Les participants au forum de la société civile UE-Corée ont adopté un document dont les conclusions seront présentées aux parties européenne et coréenne à l’accord, et qui servira également de base aux travaux des GCI respectifs. Dans ce document, les membres soulignent l’importance de lutter contre la culture des longues heures de travail en Corée pour améliorer la santé, la productivité et le bien-être des travailleurs, et reconnaissent par ailleurs les efforts déployés jusqu’à présent par les autorités coréennes dans le cadre de la réforme 2018-2021, qui a mis la réglementation du temps de travail en conformité avec les pratiques les plus répandues dans l’OCDE.

En ce qui concerne la ratification des conventions de l’OIT, les deux parties conviennent de se soutenir mutuellement, étant donné qu’il s’agit là d’ une étape importante dans la mise en place de règles et de systèmes de travail conformes aux normes internationales.

Pour ce qui est du dialogue social, le forum de la société civile renvoie aux conclusions de sa 6e réunion tenue à Séoul en avril 2018, dans lesquelles il invite les deux parties à nouer un dialogue social constructif avec les représentants des employeurs et des travailleurs sur les questions de conception et d’application des politiques et du droit du travail et de l’emploi.

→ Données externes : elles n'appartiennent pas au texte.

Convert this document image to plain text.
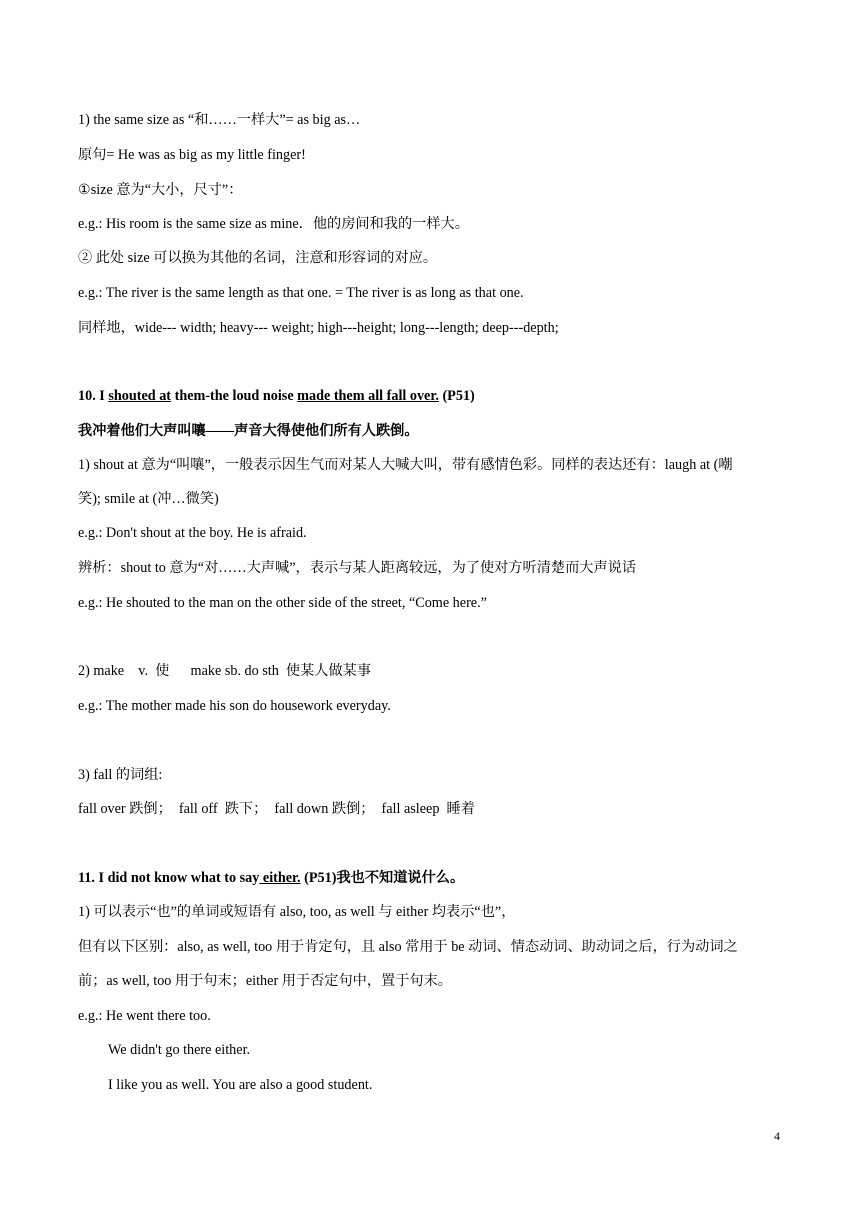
1) the same size as “和……一样大”= as big as…
原句= He was as big as my little finger!
①size 意为“大小，尺寸”：
e.g.: His room is the same size as mine．他的房间和我的一样大。
② 此处 size 可以换为其他的名词，注意和形容词的对应。
e.g.: The river is the same length as that one. = The river is as long as that one.
同样地，wide--- width; heavy--- weight; high---height; long---length; deep---depth;
10. I shouted at them-the loud noise made them all fall over. (P51)
我冲着他们大声叫嚷——声音大得使他们所有人跌倒。
1) shout at 意为“叫嚷”，一般表示因生气而对某人大喊大叫，带有感情色彩。同样的表达还有：laugh at (嘲
笑); smile at (冲…微笑)
e.g.: Don't shout at the boy. He is afraid.
辨析：shout to 意为“对……大声喊”，表示与某人距离较远，为了使对方听清楚而大声说话
e.g.: He shouted to the man on the other side of the street, “Come here.”
2) make    v.  使      make sb. do sth  使某人做某事
e.g.: The mother made his son do housework everyday.
3) fall 的词组:
fall over 跌倒；  fall off  跌下；  fall down 跌倒；  fall asleep  睡着
11. I did not know what to say either. (P51)我也不知道说什么。
1) 可以表示“也”的单词或短语有 also, too, as well 与 either 均表示“也”，
但有以下区别：also, as well, too 用于肯定句，且 also 常用于 be 动词、情态动词、助动词之后，行为动词之
前；as well, too 用于句末；either 用于否定句中，置于句末。
e.g.: He went there too.
We didn't go there either.
I like you as well. You are also a good student.
4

Le document adopté indique également que le dialogue social est le paradigme de gouvernance de l’OIT, utilisé pour relever les défis socio-économiques contemporains, atteindre les objectifs fixés au niveau international, tels que le programme de développement durable à l’horizon 2030 et les objectifs de développement durable, et apporter une contribution utile à la concrétisation de la justice sociale dans le monde entier.

Pour finir, les conclusions du forum de la société civile mentionnent aussi le rôle des GCI dans le suivi du chapitre de l’ALE consacré au commerce et au développement durable: Le forum de la société civile s’attend à collaborer davantage encore pour permettre à la société civile, y compris les partenaires sociaux, de jouer un rôle plus important dans la mise en œuvre de l’accord; il examinera également si des mesures supplémentaires sont nécessaires pour garantir la mise en œuvre totale et effective du chapitre sur le commerce et le développement durable et veiller à ce que l’accord de libre-échange produise des effets positifs pour le développement durable, les droits de l’homme, les droits du travail et les engagements en matière de protection de l’environnement.

La réunion du forum de la société civile s’est achevée le 13 avril par un atelier sur le thème «Économie circulaire et recyclage des batteries».